Outdated songs thus found their justification. When they are good, they become timeless. “It’s putting yourself above fashion and trend. It’s trying to do something resolutely contemporary, and at the same time looking for the cream of the reference which keeps you in a timeless zone. The best way to not be out of fashion is to never be in fashion. I wanted people to feel like they had always heard these songs, while discovering something new, ideally being as touching as possible. » A fairly rare equation. So Like clay pigeonsa song about his mother’s Alzheimer’s, is poignant without aligning the clichés: an exceptional success.

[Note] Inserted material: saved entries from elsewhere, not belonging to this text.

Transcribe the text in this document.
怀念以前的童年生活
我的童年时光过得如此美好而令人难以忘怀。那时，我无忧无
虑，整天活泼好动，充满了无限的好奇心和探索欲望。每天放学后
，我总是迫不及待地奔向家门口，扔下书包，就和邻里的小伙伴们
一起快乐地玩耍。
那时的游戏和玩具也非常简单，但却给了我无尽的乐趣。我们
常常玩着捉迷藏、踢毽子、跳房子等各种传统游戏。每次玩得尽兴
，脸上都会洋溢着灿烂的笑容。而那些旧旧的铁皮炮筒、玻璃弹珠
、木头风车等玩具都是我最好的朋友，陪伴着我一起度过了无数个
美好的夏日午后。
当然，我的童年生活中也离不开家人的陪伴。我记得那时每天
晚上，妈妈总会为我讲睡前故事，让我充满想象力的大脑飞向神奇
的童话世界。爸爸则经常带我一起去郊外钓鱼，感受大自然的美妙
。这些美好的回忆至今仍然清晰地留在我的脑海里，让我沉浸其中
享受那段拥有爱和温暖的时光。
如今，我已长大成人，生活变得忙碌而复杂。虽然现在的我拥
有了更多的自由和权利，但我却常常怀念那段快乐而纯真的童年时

“These are the keys to Greek tragedy,” said Lapointe, continuing his momentum. It’s always the same themes, the feeling of rejection, social inequality, sadness, love. We stay with deep, universal and human themes. I’m not talking about this today, but I think that, for Brault and me, these are less and less accidents. It’s more and more because we own our medium. As much me in the writing as him in the arrangements. We are starting to become great pros. » That said in all candor. “It’s more interesting than ever to create. We do not sacralize the past, it exists in the present. My material, my gold, I can work it like the Aztecs, like in the Renaissance, but also like in 2025. There is no more retro. Everything can mix, and everything mixes. » The songs that feel good don’t change.